February 17, 2010 - Trimpin:The Sound of Invention: Peter Esmonde (producer/director)

About the Film
This documentary explores the outrageous work and agile mind of a wildly creative artist/inventor/composer/engineer. Recipient of a MacArthur Genius Award and many other accolades, Trimpin (who uses only his last name) combines music-making machines and kinetic sculpture with homegrown computer technology. Working six days a week, 12 hours per day, he has no use for galleries and agents, and has neither web site nor cell phone; in fact, Trimpin agreed to be the subject of this feature only reluctantly. Filmmaker Peter Esmonde set out to document the processes of a highly creative person working in many fields, with a motley assortment of media and collaborators, across a variety of situations. His film deliberately highlights Trimpin’s moments of discovery, relentless problem-solving, and eccentric decision-making. What results is an amusing, kinetic exploration of a creative genius in perpetual motion.

March 24, 2010 - God's Architects: Zachary Godshall (producer/director)

About the Film
God’s Architects tells the stories of five visionary builders and their enigmatic creations. With neither funding nor blueprints, these builders, unbeknownst to one another, dedicate their entire lives to creating architectural worlds and realms that for most of us exist only in the wilds of the imagination. In the fall of 2005, filmmaker Zack Godshall set out with a camera, tripod and microphone to interview and document the work of Floyd Banks, Jr., a divinely inspired castle-builder living in the east Tennessee hill country. Three and a half years later, Godshall completed a feature-length film that both examines and celebrates the work of Banks along with four other solitary builders who have constructed similar monuments. Beyond the builders and their work, the film indirectly functions as a personal essay that explores the nature of inspiration and one’s dedication to a creative project, no matter how absurd or mysterious the circumstances may seem. God’s Architects features builders from Arkansas, California, Louisiana, Mississippi and Tennessee.

April 14, 2010 - Between Floors: Jen White (producer/director)

About the Film
Between Floors examines the human condition through a uniquely claustrophobic lens, intercutting between five stuck elevators and the people trapped inside them. Each elevator becomes an existential purgatory, forcing its occupants to not only confront their isolation, but themselves and each other in varied and unexpected ways.
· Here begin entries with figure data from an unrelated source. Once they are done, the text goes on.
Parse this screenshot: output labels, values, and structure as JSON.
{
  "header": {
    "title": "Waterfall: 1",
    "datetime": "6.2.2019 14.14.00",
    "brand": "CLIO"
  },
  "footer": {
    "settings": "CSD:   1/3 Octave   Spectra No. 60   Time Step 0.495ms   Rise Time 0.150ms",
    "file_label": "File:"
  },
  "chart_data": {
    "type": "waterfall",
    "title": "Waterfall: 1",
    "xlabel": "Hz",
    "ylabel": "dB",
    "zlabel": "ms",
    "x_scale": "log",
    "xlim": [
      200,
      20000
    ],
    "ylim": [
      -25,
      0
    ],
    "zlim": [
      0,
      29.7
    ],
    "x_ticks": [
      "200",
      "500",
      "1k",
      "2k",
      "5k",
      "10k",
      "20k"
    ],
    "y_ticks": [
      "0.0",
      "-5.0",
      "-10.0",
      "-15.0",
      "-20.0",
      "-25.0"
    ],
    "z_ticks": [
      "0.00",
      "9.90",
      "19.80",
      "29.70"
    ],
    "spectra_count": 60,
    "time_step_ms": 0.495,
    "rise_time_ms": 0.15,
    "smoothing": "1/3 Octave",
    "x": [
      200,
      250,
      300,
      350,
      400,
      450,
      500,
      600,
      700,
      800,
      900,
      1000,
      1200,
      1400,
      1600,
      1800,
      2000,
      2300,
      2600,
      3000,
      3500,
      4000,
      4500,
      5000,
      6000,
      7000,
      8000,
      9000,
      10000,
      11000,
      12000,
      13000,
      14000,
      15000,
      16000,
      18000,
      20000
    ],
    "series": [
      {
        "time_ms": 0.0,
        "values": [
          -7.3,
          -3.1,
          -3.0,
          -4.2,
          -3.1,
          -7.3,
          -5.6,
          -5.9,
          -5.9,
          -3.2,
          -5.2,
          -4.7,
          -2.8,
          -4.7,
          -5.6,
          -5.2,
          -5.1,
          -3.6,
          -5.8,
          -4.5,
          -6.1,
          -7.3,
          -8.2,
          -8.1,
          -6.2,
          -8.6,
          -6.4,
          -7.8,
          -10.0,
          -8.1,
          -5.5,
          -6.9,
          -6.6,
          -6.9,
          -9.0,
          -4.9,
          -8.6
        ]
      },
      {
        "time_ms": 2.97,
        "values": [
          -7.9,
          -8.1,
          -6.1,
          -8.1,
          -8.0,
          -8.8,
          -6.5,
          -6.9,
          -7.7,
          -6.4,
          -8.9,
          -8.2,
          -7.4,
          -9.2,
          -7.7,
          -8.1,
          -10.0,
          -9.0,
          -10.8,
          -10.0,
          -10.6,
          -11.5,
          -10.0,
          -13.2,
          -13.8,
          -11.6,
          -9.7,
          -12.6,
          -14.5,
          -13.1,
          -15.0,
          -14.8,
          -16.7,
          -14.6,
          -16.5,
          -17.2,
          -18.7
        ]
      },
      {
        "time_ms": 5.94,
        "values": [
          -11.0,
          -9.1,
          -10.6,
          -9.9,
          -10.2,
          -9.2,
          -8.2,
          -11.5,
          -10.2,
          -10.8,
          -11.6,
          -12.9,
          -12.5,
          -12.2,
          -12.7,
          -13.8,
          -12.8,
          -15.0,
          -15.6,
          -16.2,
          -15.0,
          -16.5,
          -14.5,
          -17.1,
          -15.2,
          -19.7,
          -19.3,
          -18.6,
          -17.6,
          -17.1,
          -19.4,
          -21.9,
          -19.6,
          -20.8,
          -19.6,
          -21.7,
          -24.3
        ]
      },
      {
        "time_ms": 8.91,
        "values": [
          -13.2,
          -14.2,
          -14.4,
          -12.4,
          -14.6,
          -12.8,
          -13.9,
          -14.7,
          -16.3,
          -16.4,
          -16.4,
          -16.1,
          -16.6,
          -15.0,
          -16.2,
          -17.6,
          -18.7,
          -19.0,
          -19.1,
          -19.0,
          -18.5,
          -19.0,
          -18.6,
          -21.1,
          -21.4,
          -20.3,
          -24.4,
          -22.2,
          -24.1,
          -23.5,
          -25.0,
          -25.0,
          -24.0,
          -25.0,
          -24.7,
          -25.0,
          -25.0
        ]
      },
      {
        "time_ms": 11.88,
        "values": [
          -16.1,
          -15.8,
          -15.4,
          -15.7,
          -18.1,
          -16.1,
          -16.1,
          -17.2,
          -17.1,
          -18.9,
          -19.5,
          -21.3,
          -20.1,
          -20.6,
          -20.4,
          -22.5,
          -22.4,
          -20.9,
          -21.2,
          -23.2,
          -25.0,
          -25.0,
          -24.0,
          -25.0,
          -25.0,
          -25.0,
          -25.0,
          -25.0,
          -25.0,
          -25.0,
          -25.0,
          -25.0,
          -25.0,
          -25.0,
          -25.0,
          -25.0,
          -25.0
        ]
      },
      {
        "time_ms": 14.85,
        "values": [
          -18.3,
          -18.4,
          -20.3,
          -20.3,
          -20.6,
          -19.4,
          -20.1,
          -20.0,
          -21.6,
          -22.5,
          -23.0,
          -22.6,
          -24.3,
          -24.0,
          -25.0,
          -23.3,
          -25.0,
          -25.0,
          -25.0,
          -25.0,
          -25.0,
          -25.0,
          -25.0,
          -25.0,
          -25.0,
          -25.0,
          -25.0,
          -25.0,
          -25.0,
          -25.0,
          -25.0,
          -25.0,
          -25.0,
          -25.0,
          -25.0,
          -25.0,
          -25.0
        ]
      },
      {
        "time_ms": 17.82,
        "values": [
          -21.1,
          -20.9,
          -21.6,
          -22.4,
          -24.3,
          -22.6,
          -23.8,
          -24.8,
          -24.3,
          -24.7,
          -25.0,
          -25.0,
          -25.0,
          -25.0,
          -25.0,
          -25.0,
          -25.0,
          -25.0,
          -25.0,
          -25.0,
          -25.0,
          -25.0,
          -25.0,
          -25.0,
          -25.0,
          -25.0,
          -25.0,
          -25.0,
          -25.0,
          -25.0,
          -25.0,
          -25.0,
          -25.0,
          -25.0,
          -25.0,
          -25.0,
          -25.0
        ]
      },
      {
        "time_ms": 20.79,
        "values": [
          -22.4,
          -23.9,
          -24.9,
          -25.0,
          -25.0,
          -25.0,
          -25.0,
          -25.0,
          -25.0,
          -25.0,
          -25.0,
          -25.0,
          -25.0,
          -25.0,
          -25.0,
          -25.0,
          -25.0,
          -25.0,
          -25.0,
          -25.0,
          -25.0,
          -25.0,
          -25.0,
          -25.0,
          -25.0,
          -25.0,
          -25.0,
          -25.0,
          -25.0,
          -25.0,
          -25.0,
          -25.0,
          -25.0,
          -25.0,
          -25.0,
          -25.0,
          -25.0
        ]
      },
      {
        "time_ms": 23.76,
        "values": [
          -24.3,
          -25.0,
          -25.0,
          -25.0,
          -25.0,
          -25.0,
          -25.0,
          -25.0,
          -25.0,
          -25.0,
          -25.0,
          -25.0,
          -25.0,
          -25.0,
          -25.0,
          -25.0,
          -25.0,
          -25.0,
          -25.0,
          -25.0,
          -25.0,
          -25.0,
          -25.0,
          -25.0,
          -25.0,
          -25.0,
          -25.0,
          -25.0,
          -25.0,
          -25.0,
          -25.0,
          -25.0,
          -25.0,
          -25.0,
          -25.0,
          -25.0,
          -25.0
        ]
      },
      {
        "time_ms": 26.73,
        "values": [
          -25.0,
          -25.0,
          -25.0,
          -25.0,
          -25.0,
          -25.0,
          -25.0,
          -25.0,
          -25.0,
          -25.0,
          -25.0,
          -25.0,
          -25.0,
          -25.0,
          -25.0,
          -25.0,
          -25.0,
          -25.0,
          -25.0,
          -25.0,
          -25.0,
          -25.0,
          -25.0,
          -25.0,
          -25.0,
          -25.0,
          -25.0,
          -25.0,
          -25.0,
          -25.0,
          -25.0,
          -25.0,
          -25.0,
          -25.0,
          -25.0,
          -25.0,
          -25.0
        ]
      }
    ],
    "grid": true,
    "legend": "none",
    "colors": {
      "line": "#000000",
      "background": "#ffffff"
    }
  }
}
Taking place entirely in five elevators, Between Floors is as unusual as it is arresting, blurring lines of genre, tone and form while its characters are stripped bare—trapped, alone, waiting—and we get to watch what happens. Awkwardly funny, numbingly tragic, anxiously crushing, and ultimately liberating, the film features a colorful variety of characters stripped of control, slowed to a halt, and forced to reflect... until the doors open.

This event is sponsored by an NEA grant, the Southern Arts Federation, and the English Department with the help of the English Majors Organization.